Saturday, 23 July 2011

Twaz the night before fieldwork.......and all was hot and frantic!

Those of you who are not in the USA at the moment, might not have heard that its rather warm over here. In fact, I sit writing this post in a puddle of perspiration, with an aircon unit optimistically puffing air in my direction, shifting the 85 F (~29 C) air around my office. I can't complain, as it is 105 F (~40+C) outside. With temperatures soaring into these dizzying height, it must time to do some fieldwork!

Dealing with both high humidity and temperatures in the City of Philadelphia is bad enough, but when this is combined with the splendid isolation of the Badlands...keeping cool and hydrated is a matter of life or death (This is just a subtle/gentle reminder to all my field crew who might read this post tonight!). The heaviest thing we haul into the field, bar our own bulks, are gallons of water to drink. The heat in South Dakota is wonderfully dry, so evaporation from your skin is rapid, and you don't even know your loosing pints of water an hour. One of the most important things to remember, is to simply drink. This is why my spanking new hydration pack can take two gallons of water at a time...and is insulated...there is nothing more amazing than a cool slurp of water, when the ambient temperature is above that of your body. I will drink between 2-3 gallons of water per day when working in the field, and not gain an ounce by the close of play each day!

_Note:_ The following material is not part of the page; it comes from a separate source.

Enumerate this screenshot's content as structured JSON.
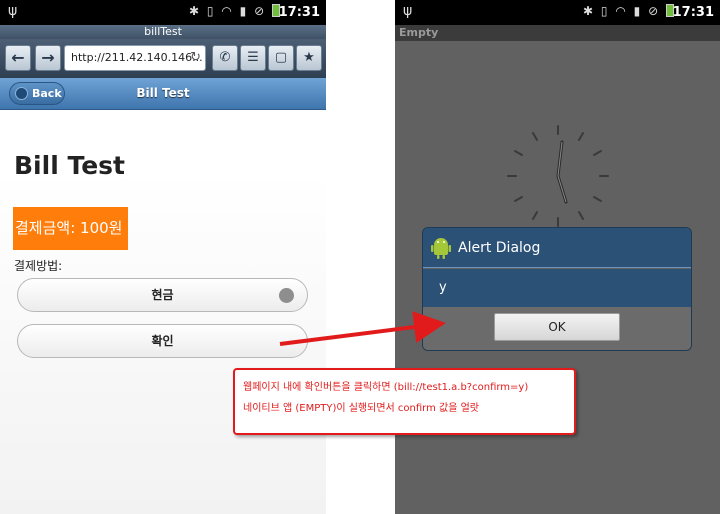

On a more challenging and practical note. I'm sat looking at a pile of impossibly full bags. One for clothing, the rest... field gear....lots of field gear...and there's more to pick-up at our destination. I shall even be dragging my MacBookPro into the field, as I have coaxed it into talking 'PC' via Parallels (a crafty piece of software), that will allow me to run the Leica software that stitches together the digital data from the LiDAR scans. Whilst we still take brushes, spades, trenching tools, dental picks and plaster into the field, the array of digital and electronic equipment is now quite staggering....and heavy.

The bags look full, but I have that nagging doubt...I must have forgotten something?